Part B Insider (Multispecialty) Coding Alert

Part B Statistics:

Palmetto: 21 Percent of Internal Medicine E/Ms Included Modifier 25

Use this MAC’s data to compare your billings to other internists nationwide.

Ever wonder if your modifier billing patterns are “normal?” Now’s the chance to find out.

Part B MAC Palmetto GBA published a Comparative Billing Report (CBR) in February to illustrate the way that internal medicine specialists used modifier 25 (Significant, separately identifiable evaluation and management service by the same physician or other qualified health care professional on the same day of the procedure or other service). Palmetto launched the analysis after the OIG targeted modifier 25 as one that is vulnerable to fraud and waste, the MAC said.

Background: CBRs are tools that the government uses to offer insight into billing and coding trends among practices. CMS partners with its contractor eGlobalTech to produce the reports, which you can find at www.cbrinfo.net. You can use the data from CBRs to see where you stand when it comes to the frequency of billing certain services, codes, or modifiers.

Here’s What Auditors Seek

This CBR reviewed the claims data of about 22,000 internal medicine specialists to evaluate their use of modifier 25 on E/M services for established patients.

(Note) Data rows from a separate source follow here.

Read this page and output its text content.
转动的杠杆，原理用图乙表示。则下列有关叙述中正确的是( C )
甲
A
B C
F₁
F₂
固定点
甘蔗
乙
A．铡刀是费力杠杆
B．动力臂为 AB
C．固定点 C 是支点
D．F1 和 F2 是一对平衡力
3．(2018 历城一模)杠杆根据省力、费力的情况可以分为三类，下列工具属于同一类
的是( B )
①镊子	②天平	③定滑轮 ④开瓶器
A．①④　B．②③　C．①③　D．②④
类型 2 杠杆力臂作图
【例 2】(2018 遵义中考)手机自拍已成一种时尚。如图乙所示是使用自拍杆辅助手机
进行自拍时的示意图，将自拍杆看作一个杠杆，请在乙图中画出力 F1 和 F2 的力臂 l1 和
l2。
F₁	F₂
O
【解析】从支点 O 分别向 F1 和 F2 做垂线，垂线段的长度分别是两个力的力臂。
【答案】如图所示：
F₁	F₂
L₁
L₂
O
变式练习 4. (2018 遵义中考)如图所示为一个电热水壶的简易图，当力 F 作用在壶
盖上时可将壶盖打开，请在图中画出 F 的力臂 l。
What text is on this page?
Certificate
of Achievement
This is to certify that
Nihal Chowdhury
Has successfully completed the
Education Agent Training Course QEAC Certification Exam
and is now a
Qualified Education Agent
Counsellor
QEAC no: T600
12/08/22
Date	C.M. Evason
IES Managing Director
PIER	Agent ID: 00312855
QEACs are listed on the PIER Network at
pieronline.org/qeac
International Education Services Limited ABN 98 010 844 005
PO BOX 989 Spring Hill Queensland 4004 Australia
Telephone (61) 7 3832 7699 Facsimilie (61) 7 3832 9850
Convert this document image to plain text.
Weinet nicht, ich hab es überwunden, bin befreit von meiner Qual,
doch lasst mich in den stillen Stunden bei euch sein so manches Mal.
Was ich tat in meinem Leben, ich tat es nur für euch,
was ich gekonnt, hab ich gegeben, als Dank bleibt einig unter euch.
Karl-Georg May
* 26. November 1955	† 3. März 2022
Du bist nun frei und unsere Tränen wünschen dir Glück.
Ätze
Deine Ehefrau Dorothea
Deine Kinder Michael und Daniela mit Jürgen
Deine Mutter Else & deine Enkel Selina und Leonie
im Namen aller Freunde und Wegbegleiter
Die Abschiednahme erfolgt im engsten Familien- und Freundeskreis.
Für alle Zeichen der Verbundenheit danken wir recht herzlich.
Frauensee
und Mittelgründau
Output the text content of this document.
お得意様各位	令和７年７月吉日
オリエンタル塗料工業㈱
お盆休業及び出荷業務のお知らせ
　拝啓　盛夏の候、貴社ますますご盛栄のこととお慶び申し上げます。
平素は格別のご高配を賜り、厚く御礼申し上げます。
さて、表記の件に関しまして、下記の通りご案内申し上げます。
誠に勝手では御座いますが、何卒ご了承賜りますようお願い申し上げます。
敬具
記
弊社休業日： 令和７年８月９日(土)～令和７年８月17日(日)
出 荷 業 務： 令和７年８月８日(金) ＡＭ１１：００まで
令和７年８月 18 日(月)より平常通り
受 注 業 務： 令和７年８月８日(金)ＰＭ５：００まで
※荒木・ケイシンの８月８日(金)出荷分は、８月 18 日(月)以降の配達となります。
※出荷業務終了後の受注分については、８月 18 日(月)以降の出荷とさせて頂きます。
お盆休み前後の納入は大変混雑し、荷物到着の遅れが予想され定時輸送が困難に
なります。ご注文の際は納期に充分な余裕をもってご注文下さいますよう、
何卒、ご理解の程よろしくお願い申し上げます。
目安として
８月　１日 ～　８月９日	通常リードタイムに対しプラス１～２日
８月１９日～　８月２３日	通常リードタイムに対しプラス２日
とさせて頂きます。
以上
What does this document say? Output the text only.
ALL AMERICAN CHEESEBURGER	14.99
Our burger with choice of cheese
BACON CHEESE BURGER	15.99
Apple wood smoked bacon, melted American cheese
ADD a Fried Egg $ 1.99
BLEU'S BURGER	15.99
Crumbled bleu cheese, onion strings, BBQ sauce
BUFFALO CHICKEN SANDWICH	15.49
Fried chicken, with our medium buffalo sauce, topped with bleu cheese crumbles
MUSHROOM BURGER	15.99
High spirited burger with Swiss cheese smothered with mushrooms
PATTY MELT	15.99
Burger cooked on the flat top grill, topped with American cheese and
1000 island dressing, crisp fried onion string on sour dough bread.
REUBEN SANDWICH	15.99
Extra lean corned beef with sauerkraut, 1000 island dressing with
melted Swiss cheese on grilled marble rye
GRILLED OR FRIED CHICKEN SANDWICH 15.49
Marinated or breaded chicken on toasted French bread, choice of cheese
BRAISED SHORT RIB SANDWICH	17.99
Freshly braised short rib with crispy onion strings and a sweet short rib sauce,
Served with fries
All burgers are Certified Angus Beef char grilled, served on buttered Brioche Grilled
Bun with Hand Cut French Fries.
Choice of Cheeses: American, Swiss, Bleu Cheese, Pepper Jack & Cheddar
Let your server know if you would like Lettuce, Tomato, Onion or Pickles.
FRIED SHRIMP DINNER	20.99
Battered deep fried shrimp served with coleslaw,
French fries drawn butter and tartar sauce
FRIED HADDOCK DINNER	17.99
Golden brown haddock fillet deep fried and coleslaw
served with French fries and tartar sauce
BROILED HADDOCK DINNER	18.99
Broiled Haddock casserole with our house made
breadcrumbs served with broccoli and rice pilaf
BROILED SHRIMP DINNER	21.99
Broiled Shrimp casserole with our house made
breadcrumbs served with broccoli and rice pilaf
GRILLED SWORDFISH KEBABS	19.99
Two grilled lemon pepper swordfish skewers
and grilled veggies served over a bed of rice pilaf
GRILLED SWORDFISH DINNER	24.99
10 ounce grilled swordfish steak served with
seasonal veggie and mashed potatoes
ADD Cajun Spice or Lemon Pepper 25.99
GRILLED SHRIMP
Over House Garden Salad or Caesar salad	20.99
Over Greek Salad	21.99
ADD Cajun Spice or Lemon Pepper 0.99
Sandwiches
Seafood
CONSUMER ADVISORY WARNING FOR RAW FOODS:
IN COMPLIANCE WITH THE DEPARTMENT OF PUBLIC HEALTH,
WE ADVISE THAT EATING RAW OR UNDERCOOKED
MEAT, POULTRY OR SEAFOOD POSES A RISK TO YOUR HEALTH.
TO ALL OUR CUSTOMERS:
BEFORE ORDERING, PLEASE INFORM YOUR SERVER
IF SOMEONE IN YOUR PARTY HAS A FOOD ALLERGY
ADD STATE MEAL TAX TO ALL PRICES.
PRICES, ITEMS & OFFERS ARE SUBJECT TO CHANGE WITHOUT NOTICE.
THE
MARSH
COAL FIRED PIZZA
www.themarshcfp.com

Auditor insight: Auditors look for documentation of your separate and distinct E/M service when reviewing claims for modifier 25, said Palmetto GBA’s Cyndi Wellborn during a March 16 webinar explaining the CBR report’s findings. “One auditor suggests taking a black magic marker and crossing out the documentation for the procedure itself, as well as any E/M documentation directly related to the procedure,” she said. “If there is enough documentation left to support a significant level of service, an additional E/M service could be billed.”

For example, documentation reflecting only a prescription refill would not be sufficient to report an additional E/M code with a service, Wellborn said.

Although you needn’t have a separate diagnosis code to report modifier 25, the documentation has to support the extra work that went “above and beyond what would normally be associated with the procedure,” Wellborn said. For instance, a patient presents for a knee joint injection, but says that her pain has worsened and she can no longer sleep or perform her normal activities.

“In addition to the minimal evaluation needed to assess the patient’s need for and carry out of the joint injection procedure, the physician takes an additional amount of history and performs further evaluation in order to assess the patient’s suitability for a total knee arthroplasty,” Wellborn explained. “It would be the additional E/M that would drive the level of service chosen.”

Here’s What the Report Revealed

Overall, internal medicine physicians billed 21 percent of their E/M claims with modifier 25 appended, but this number varied by state, said Cheryl Bolchoz, a Palmetto GBA statistical analyst, during the webinar. Providers in Alabama reported a whopping 30 percent of services with the modifier, while those in Idaho and Vermont appended modifier 25 on just 11 percent of claims.

By the minute: The CBR also includes the total minutes that most internal medicine specialists spend on E/M services, both with and without modifier 25, Bolchoz explained. Overall, in the US, internists spend 21.17 minutes with a patient during an E/M service that has modifier 25 appended, and 20.17 minutes when modifier 25 is not used, although this, too, varies by state.

Find Your Numbers

The practices that Palmetto reviewed as part of the CBR received personalized reports indicating whether they billed modifier 25 more or less frequently than other internists in their states, but if you weren’t part of the sample, that doesn’t mean you’ll never know where you stand.

If you’d like to compare your modifier 25 usage to the average, run a calculation on the percentage of your E/M claims that include the modifier, then check out Palmetto’s chart to find out where you stand in relation to the other internal medicine providers in your state. If, for instance, you are in Florida and you append modifier 25 to 23 percent of your claims, you’ll know that you’re right on track with most physicians there.

Here’s how: Your practice management/billing software should be able to provide information about your modifier 25 usage, says Jean Acevedo, LHRM, CPC, CHC, CENTC with Acevedo Consulting, Inc. in Delray Beach, Fla. “A CPT® productivity report, including modifiers, should show each code billed without any modifier and the same codes separately with each modifier utilized,” she tells the Insider. “The report will have the number of times each was billed.”

You can generate the CPT® productivity report by date range, code range (for instance, just E/M codes), by provider, etc., she says.

Don’t panic: If your percentage of modifier 25 usage is higher than the average, it doesn’t necessarily mean you’re billing incorrectly, but you should take a look at your documentation to ensure that it meets the modifier 25 requirements.

“You may have legitimate reasons why you are different than your peers,” Palmetto said in the CBR’s “Frequently Asked Questions” document. “For this reason, we encourage you to perform a self-audit to verify that you have sufficient documentation to support your billings.”